- Born: Brescia, Italy
- Education: Bocconi University Stanford University
- Spouse: Emmanuel Candès
- Scientific career
- Institutions: UCLA Stanford University
- Thesis: Group Transformations and Dimensionality Reduction in Transition Rules for MCMC (1998)
- Doctoral advisor: Jun S. Liu
- Other academic advisors: Eugenio Regazzini Neil Risch
- Website: chiarasabatti.su.domains

= Chiara Sabatti =

Italian and American statistician

Chiara Sabatti is an Italian and American statistician and statistical geneticist, and a professor of biomedical data science and of statistics at Stanford University. Her research involves the analysis of high-throughput genomics data.

==Education and career==
Sabatti was born in Brescia, Italy. She studied in Brescia and Milan and earned her bachelor's and master's degrees in statistics and economics from Bocconi University in 1993, summa cum laude, working there with Eugenio Regazzini. She came to Stanford University for doctoral study in statistics, and completed her Ph.D. in 1998. Her dissertation, Group Transformations and Dimensionality Reduction in Transition Rules for MCMC, was supervised by Jun S. Liu.
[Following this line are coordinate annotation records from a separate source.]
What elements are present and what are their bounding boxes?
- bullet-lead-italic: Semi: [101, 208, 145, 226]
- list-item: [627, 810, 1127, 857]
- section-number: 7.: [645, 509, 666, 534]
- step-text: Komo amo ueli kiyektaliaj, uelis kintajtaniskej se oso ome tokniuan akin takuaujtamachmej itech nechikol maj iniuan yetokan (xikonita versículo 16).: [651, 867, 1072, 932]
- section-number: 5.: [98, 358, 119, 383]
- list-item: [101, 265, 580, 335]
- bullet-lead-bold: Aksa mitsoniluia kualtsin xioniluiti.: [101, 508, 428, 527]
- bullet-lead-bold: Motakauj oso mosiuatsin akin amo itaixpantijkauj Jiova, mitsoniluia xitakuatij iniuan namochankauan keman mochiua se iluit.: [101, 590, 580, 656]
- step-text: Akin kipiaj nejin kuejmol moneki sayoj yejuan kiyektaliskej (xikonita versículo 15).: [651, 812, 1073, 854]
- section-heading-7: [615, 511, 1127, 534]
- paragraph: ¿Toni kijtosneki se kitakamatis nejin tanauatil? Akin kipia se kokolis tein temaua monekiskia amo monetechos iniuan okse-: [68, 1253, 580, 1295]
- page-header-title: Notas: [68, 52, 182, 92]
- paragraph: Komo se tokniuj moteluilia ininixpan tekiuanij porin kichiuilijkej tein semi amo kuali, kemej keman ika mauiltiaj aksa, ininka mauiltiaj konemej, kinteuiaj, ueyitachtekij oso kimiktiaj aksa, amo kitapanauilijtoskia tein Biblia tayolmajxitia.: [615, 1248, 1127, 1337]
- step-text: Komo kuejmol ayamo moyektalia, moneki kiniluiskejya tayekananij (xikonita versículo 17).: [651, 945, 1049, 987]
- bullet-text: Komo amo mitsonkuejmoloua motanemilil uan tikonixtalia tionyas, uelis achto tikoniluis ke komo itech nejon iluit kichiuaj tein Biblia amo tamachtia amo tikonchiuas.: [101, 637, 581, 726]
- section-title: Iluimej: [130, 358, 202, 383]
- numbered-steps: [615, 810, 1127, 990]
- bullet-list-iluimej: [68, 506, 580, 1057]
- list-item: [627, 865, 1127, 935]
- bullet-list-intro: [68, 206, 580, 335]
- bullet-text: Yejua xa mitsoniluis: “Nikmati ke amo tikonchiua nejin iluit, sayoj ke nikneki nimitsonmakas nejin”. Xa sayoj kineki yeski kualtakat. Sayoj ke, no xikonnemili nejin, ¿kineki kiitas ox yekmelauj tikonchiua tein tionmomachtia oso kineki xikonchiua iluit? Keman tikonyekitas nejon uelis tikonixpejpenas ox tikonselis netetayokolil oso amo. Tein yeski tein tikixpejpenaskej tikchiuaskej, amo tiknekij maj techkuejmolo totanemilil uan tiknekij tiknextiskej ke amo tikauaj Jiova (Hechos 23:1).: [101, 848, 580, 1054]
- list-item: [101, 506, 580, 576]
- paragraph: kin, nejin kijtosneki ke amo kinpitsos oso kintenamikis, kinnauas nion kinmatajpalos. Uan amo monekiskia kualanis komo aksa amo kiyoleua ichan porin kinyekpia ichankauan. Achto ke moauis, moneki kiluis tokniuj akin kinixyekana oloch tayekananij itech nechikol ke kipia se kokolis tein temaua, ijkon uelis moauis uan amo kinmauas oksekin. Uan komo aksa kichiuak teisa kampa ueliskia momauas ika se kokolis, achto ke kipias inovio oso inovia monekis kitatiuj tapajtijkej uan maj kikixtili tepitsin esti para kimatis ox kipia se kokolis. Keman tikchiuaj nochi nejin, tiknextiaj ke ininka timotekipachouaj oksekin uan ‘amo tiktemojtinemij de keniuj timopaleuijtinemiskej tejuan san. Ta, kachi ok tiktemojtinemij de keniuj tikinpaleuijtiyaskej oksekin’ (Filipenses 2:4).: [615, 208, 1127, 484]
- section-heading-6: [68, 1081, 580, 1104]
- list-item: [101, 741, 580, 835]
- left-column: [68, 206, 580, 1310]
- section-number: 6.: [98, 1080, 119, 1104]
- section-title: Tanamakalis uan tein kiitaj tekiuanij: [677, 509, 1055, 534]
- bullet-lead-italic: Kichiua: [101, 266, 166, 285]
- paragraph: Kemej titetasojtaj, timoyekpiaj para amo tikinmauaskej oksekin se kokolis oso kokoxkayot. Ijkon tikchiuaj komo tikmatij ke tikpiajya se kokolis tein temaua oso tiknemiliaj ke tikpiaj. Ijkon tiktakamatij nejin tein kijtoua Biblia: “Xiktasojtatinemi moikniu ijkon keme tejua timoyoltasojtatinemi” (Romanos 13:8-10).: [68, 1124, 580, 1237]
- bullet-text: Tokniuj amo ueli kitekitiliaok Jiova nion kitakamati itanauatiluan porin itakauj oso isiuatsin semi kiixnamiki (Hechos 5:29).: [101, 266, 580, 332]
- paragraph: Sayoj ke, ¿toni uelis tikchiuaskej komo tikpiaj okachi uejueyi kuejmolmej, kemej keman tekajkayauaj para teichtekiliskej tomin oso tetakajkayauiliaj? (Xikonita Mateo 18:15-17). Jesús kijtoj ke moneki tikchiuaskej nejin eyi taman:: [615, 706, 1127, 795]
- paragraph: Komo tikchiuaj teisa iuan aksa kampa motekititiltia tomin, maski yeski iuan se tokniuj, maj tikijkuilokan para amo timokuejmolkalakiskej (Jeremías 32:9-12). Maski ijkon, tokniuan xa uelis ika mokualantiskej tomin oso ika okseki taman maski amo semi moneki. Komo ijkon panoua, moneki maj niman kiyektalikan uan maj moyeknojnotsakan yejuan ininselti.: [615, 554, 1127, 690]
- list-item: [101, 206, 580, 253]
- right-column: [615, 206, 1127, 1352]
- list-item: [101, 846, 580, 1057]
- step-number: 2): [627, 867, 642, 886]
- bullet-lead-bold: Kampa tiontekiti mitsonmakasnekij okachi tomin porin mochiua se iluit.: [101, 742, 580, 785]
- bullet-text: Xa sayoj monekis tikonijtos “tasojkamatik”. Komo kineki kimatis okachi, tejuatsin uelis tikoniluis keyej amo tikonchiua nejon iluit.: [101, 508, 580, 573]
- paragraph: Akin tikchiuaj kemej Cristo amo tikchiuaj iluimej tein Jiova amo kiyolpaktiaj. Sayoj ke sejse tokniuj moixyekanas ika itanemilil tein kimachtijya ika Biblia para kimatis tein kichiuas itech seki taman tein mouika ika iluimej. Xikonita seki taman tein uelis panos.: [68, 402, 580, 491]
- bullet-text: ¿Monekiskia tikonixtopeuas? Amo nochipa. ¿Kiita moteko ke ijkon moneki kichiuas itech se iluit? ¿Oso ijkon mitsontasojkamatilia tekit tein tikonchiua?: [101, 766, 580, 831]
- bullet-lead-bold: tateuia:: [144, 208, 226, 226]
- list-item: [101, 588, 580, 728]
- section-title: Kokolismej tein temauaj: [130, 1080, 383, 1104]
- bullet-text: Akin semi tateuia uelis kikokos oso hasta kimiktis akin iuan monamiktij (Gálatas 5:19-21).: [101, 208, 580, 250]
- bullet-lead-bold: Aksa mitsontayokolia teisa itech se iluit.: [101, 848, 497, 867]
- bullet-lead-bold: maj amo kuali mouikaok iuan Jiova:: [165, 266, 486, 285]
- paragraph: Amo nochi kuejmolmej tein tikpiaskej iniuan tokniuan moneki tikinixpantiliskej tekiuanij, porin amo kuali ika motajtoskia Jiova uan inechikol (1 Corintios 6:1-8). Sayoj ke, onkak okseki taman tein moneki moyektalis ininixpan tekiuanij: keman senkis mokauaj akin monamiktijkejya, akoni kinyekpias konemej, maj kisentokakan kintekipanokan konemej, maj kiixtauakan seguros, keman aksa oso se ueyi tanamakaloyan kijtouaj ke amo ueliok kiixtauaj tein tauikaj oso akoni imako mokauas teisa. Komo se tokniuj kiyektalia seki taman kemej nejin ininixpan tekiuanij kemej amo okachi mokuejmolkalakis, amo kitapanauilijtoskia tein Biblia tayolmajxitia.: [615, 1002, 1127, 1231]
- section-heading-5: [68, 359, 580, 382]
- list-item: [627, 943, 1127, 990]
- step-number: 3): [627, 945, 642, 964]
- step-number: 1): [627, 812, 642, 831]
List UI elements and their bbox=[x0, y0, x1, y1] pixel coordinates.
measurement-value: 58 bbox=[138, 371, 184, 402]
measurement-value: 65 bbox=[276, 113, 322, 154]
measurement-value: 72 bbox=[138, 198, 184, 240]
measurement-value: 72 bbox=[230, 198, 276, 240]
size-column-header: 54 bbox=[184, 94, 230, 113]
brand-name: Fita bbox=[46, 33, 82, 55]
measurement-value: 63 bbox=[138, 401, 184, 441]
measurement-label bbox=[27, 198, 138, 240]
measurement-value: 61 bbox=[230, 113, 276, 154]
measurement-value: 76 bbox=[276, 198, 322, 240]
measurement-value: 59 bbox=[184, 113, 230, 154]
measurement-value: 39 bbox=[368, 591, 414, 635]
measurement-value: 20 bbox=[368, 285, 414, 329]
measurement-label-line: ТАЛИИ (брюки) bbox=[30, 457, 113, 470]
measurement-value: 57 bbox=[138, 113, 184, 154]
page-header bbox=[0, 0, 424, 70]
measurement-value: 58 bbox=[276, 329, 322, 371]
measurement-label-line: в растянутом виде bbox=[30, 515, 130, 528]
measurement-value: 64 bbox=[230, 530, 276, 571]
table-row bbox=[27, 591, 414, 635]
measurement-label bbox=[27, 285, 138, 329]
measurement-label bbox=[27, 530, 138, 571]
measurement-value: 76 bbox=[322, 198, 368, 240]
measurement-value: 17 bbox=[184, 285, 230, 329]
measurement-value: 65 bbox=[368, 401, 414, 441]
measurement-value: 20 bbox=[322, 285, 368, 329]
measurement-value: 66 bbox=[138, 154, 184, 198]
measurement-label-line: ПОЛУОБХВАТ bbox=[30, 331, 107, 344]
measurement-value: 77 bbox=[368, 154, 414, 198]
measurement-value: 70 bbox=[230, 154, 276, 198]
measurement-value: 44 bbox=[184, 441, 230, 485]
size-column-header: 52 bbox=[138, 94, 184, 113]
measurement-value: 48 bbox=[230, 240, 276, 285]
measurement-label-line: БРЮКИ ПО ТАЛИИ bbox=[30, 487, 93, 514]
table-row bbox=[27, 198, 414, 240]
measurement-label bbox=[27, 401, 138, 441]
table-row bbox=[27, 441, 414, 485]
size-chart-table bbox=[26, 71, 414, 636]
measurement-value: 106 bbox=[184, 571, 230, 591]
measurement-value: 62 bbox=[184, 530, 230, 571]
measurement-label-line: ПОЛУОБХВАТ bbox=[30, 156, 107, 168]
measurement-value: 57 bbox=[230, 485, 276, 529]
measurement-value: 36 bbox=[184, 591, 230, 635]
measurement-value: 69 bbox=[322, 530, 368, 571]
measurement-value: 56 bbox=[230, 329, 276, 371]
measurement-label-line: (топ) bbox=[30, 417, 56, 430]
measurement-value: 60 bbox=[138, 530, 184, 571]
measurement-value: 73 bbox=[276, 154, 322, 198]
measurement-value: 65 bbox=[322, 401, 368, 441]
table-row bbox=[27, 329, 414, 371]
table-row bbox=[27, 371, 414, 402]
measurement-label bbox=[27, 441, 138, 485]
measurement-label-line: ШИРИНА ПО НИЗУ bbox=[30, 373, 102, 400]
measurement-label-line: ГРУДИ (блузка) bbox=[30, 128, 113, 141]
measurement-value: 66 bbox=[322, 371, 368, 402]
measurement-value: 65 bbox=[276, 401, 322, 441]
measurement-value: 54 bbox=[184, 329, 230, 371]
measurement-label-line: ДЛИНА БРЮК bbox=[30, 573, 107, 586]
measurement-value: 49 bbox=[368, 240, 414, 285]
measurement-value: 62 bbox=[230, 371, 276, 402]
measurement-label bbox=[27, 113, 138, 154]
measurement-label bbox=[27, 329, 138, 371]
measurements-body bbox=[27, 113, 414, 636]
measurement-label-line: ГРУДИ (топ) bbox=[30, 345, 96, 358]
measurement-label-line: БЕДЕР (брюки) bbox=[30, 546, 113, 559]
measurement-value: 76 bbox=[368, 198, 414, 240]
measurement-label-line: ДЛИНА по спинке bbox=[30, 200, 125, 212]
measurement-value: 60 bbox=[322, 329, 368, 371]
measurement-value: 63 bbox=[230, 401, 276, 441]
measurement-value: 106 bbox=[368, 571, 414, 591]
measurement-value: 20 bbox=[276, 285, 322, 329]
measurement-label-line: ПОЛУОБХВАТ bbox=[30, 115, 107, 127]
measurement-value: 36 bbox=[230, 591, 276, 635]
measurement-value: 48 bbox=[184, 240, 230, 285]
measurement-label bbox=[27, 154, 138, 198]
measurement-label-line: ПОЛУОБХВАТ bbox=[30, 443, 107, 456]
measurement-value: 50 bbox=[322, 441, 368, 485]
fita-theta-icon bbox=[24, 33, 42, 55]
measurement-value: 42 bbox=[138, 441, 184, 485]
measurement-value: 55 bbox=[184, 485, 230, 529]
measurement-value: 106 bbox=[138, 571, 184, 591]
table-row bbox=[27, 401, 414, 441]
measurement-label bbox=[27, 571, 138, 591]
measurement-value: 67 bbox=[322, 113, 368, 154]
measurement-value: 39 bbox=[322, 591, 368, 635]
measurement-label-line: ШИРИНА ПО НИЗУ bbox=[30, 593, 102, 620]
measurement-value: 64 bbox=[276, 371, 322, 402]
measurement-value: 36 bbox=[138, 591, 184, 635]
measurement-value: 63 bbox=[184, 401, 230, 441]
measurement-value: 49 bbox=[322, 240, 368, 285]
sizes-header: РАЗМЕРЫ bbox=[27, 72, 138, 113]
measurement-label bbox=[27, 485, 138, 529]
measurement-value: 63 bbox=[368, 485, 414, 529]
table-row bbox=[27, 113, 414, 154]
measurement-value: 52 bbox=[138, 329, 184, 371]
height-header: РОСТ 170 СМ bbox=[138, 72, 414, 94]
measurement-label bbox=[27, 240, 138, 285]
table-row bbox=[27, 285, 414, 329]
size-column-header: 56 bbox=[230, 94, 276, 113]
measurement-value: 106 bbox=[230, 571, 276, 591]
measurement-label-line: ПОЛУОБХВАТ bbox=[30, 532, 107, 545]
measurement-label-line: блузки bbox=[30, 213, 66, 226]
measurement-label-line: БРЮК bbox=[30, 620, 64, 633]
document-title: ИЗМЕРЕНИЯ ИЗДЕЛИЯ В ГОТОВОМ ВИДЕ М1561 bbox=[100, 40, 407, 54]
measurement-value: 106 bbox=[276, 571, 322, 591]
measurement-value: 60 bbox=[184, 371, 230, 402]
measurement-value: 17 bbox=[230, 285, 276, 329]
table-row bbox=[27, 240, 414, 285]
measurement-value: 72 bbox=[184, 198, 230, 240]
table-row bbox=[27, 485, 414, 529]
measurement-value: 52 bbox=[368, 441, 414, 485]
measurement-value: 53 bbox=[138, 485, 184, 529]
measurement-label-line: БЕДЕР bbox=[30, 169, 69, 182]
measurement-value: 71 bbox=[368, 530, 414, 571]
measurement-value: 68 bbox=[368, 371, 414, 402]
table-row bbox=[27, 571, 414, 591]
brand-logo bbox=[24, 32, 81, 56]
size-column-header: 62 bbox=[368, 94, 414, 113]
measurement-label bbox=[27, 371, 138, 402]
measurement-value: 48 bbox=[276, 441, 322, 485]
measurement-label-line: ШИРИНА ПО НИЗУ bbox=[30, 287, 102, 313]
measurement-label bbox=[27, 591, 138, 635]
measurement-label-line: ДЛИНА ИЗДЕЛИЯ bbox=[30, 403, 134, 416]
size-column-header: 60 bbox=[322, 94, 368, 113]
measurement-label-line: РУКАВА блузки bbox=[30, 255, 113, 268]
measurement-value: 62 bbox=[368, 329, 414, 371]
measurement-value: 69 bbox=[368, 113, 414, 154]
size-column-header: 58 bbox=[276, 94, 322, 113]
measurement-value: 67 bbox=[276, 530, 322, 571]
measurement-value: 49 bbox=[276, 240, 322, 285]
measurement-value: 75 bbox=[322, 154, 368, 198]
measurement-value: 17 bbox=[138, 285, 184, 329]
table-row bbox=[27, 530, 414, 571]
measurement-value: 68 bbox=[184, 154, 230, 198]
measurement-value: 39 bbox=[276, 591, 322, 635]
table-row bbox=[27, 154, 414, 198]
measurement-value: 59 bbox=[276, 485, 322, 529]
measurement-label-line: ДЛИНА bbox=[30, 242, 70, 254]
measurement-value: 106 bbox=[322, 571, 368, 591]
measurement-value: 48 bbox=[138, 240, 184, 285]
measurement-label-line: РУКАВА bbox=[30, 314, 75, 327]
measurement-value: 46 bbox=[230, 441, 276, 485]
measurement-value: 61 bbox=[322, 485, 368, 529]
After postdoctoral research at Stanford in the group of Neil Risch, Sabatti became an assistant professor of human genetics and statistics at the University of California, Los Angeles in 2000. She returned to Stanford as an associate professor of health research and policy in 2009, changing to biomedical data science and statistics in 2015. She was promoted to full professor at Stanford in 2016.

==Recognition==
Sabatti was named to the 2022 class of Fellows of the Institute of Mathematical Statistics, for "excellent research in statistical genetics; and leadership in defining a role for statistics in data science and developing educational pathways supporting data intensive science. For outreach efforts and commitment to increase research involvement of underrepresented minorities".

==Personal life==
Sabatti is married to Stanford statistician and data scientist Emmanuel Candès.